BREMEN, November 24 (WNM/Deutsches Forschungszentrum für Künstliche Intelligenz/Andrea Fink) – Only a small part of the plastic waste in the oceans floats on the surface, the rest sinks to deeper waters or to the sea floor, threatening the local flora and fauna. So far, there is no way of detecting plastic at the bottom of the oceans on a large scale. Traditional monitoring methods, in which divers manually collect image data along lines or taut cords (so-called transects) only allow for assertions about very limited areas. In addition, these methods are highly time-consuming, expensive and close to impossible in deeper waters. Generally, they neither provide georeferenced data that can be used to find locations again, for example to recover plastic or check its condition.
A more efficient solution is required, on which a consortium from different areas of industry and research is working in the project "MtecPla"–planblue GmbH, the Robotics Innovation Center of the German Research Center for Artificial Intelligence (DFKI), Kurt Synowzik Tool and Mechanical Engineering GmbH & Co. KG and the Institute for Biomaterials and Biomolecular Systems at the University of Stuttgart. The aim is to develop an innovative monitoring technology that can automatically and extensively detect and determine plastic waste and various types of plastic on the seafloor. In addition, the new system is meant to record the condition of the plastic and link the results to georeferenced data. In this way it is not only possible to estimate the degree of contamination, but also to track changes in the plastic waste over any period of time and plan cleaning measures. In order to be able to reach inhospitable depths and cover large areas, the new system will possibly also be used by remote-controlled or autonomous underwater vehicles in the future. Thanks to automatically generated colour-coded maps, the information gained from the dives are reprehensible even without expert knowledge and is therefore of manifold use in the fight against plastic – for example for the strategy development of political decision-makers and NGOs, for drawing up guidelines and new legislation or for raising public awareness.

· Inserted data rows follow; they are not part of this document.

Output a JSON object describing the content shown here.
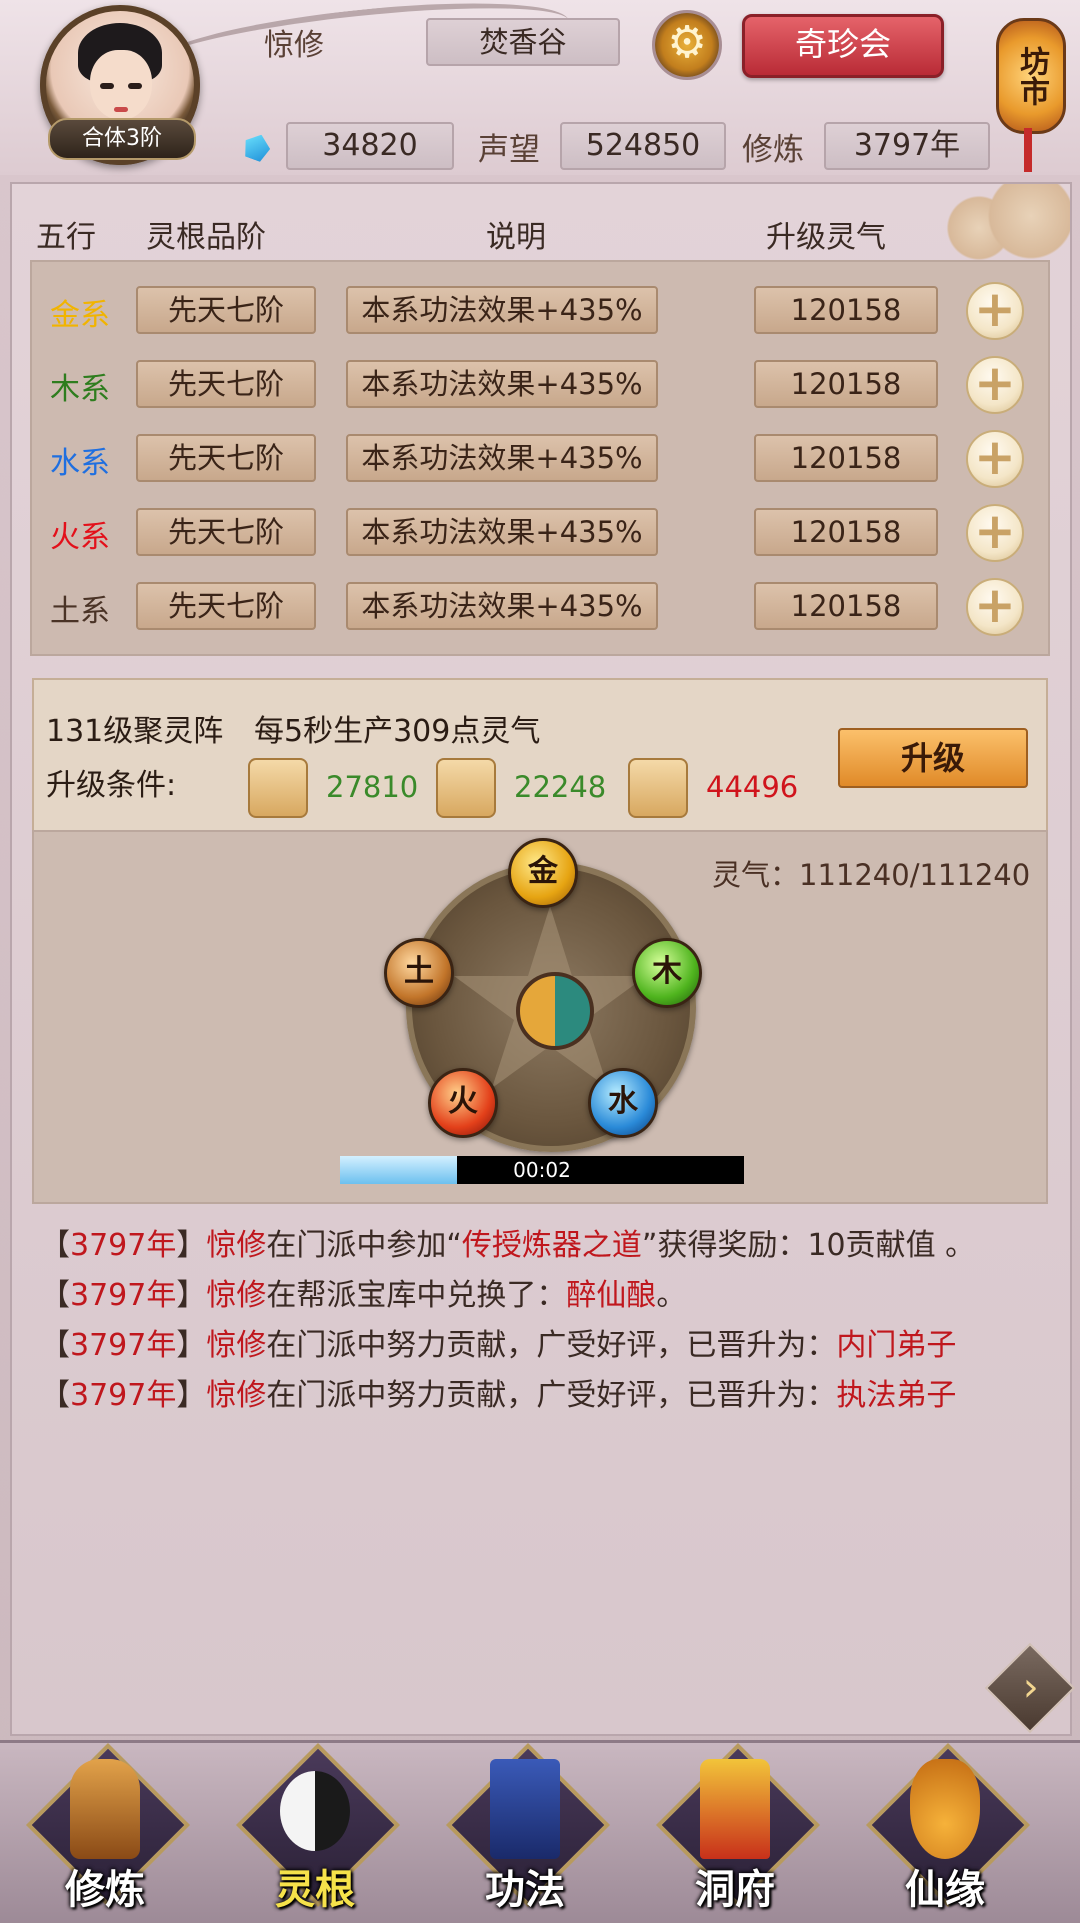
{
  "header": {
    "player_name": "惊修",
    "rank_badge": "合体3阶",
    "sect": "焚香谷",
    "settings_icon": "gear-icon",
    "treasure_button": "奇珍会",
    "market_sign": "坊市",
    "gems": "34820",
    "reputation_label": "声望",
    "reputation": "524850",
    "cultivation_label": "修炼",
    "cultivation_years": "3797年"
  },
  "table": {
    "headers": [
      "五行",
      "灵根品阶",
      "说明",
      "升级灵气"
    ],
    "rows": [
      {
        "element": "金系",
        "color": "#f1b400",
        "grade": "先天七阶",
        "desc": "本系功法效果+435%",
        "cost": "120158"
      },
      {
        "element": "木系",
        "color": "#2e7d1e",
        "grade": "先天七阶",
        "desc": "本系功法效果+435%",
        "cost": "120158"
      },
      {
        "element": "水系",
        "color": "#1f6fe0",
        "grade": "先天七阶",
        "desc": "本系功法效果+435%",
        "cost": "120158"
      },
      {
        "element": "火系",
        "color": "#e3101a",
        "grade": "先天七阶",
        "desc": "本系功法效果+435%",
        "cost": "120158"
      },
      {
        "element": "土系",
        "color": "#4a3326",
        "grade": "先天七阶",
        "desc": "本系功法效果+435%",
        "cost": "120158"
      }
    ]
  },
  "gather": {
    "title": "131级聚灵阵",
    "production": "每5秒生产309点灵气",
    "condition_label": "升级条件:",
    "resources": [
      {
        "icon": "ore-icon",
        "value": "27810",
        "color": "#3a8a2a"
      },
      {
        "icon": "wood-icon",
        "value": "22248",
        "color": "#3a8a2a"
      },
      {
        "icon": "herb-icon",
        "value": "44496",
        "color": "#d0141c"
      }
    ],
    "upgrade_button": "升级"
  },
  "wheel": {
    "lingqi": "灵气：111240/111240",
    "orbs": [
      "金",
      "木",
      "水",
      "火",
      "土"
    ],
    "timer": "00:02",
    "progress": 0.29
  },
  "log": [
    {
      "year": "3797年",
      "name": "惊修",
      "text1": "在门派中参加“",
      "hl": "传授炼器之道",
      "text2": "”获得奖励：10贡献值 。"
    },
    {
      "year": "3797年",
      "name": "惊修",
      "text1": "在帮派宝库中兑换了：",
      "hl": "醉仙酿",
      "text2": "。"
    },
    {
      "year": "3797年",
      "name": "惊修",
      "text1": "在门派中努力贡献，广受好评，已晋升为：",
      "hl": "内门弟子",
      "text2": ""
    },
    {
      "year": "3797年",
      "name": "惊修",
      "text1": "在门派中努力贡献，广受好评，已晋升为：",
      "hl": "执法弟子",
      "text2": ""
    }
  ],
  "nav": [
    {
      "label": "修炼",
      "icon": "cultivate-icon",
      "active": false
    },
    {
      "label": "灵根",
      "icon": "spirit-root-icon",
      "active": true
    },
    {
      "label": "功法",
      "icon": "manual-icon",
      "active": false
    },
    {
      "label": "洞府",
      "icon": "cave-icon",
      "active": false
    },
    {
      "label": "仙缘",
      "icon": "gourd-icon",
      "active": false
    }
  ]
}
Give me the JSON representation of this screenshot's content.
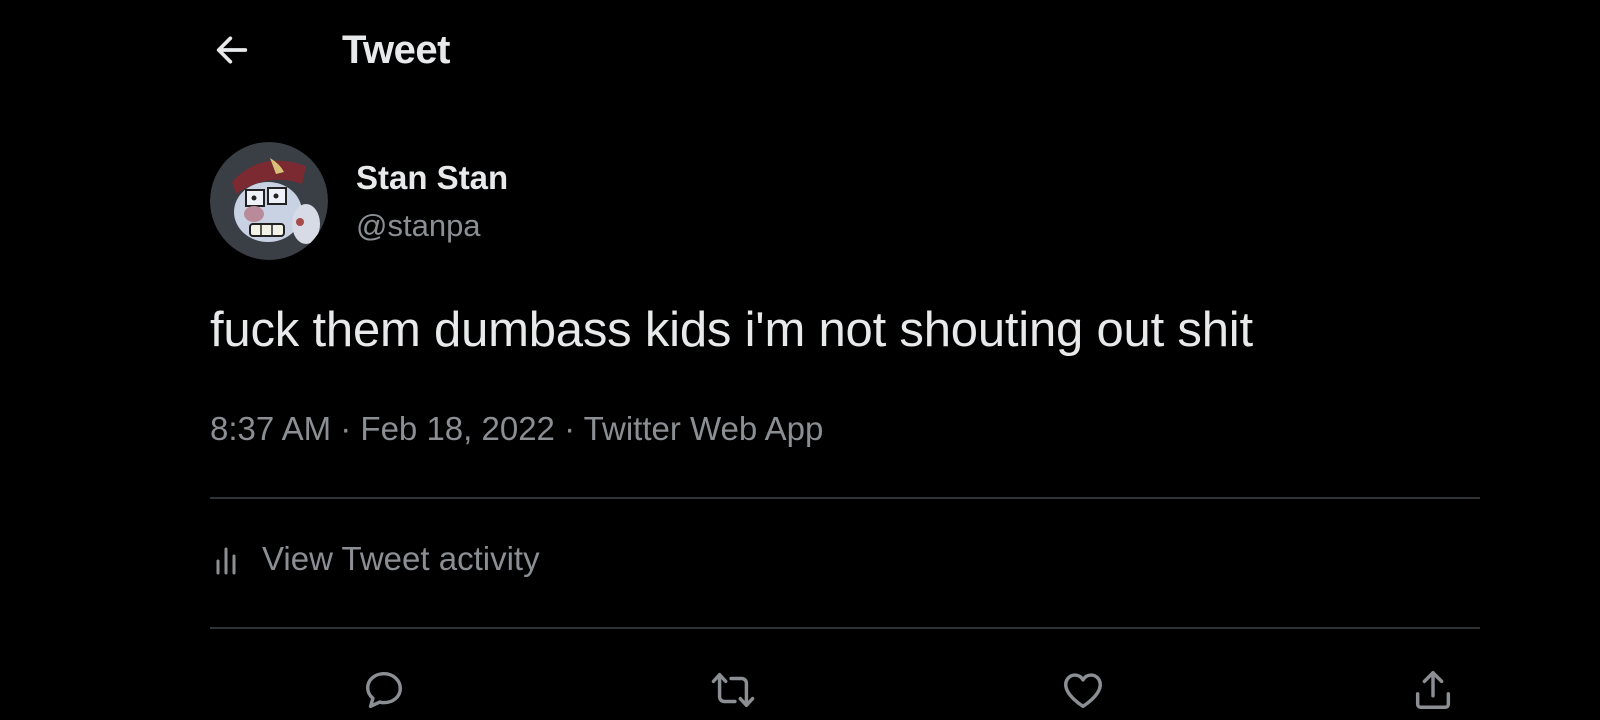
{
  "header": {
    "title": "Tweet",
    "back_icon": "arrow-left-icon"
  },
  "author": {
    "display_name": "Stan Stan",
    "handle": "@stanpa",
    "avatar": "cartoon-avatar"
  },
  "tweet": {
    "text": "fuck them dumbass kids i'm not shouting out shit",
    "time": "8:37 AM",
    "date": "Feb 18, 2022",
    "source": "Twitter Web App",
    "separator": "·"
  },
  "activity": {
    "label": "View Tweet activity",
    "icon": "bar-chart-icon"
  },
  "actions": [
    {
      "name": "reply",
      "icon": "comment-icon"
    },
    {
      "name": "retweet",
      "icon": "retweet-icon"
    },
    {
      "name": "like",
      "icon": "heart-icon"
    },
    {
      "name": "share",
      "icon": "share-icon"
    }
  ],
  "colors": {
    "background": "#000000",
    "primary_text": "#e7e9ea",
    "secondary_text": "#8b8f94",
    "divider": "#2f3336"
  }
}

To realize their project, the project partners deploy a combination of hyperspectral imaging and innovative algorithms based on artificial intelligence (AI). In each pixel, hyperspectral cameras register not only RGB colour information, but also light components in several hundred different wavelengths in the visible and near-infrared range. Thus, the so-called spectral signature of an object can be recorded, which is created by the absorption and reflection of light. Based on the characteristic reflection spectra, the algorithms can be trained to precisely recognize and classify plastic waste on the seafloor and to extract the data necessary for visual representation. The partners use so-called convolutional neural networks for this purpose - a special form of artificial neural networks that already delivers promising results in the automated recognition of plastic on water surfaces of and the sorting of plastic.
For the technology to function under water, a waterproof housing will be constructed in "MtecPla", which is meant to ensure that the light reaches the camera in the best possible way. A strong and effective corrosion protection combined with a low weight are additional requirements that the housing is meant to meet. Another challenge is the uncertainty in data collection. When scanning the bottom of the sea, for example, partial maps in the shape of strips are created, which must then be put together. It is important that no information is lost between the strips, otherwise incomplete maps would be produced. To avoid this, the partners are developing a new type of mission and path planning procedure that plans the images with regard to complete sensor coverage, automatically calculates dive paths and detects the lack of data in order to return to inadequately recorded areas.
The developed components are first tested and evaluated in the project with already identified types of plastics as well as specially prepared sediment plastic mixtures under controlled laboratory conditions. For this purpose, a 20 m³ water basin at the Robotics Innovation Center of DFKI is used, which can be darkened and clouded to create seabed-like conditions. The new system will then be tested outside the laboratory at the bottom of a lake. Thus, the technology developed within the project can later be transferred to plastic detection in all aquatic environments. In addition, completely new fields of application arise, for example in the field of monitoring underwater structures such as offshore wind farms, aquacultures and coastal construction. The software can also be used to process hyperspectral images outside of water.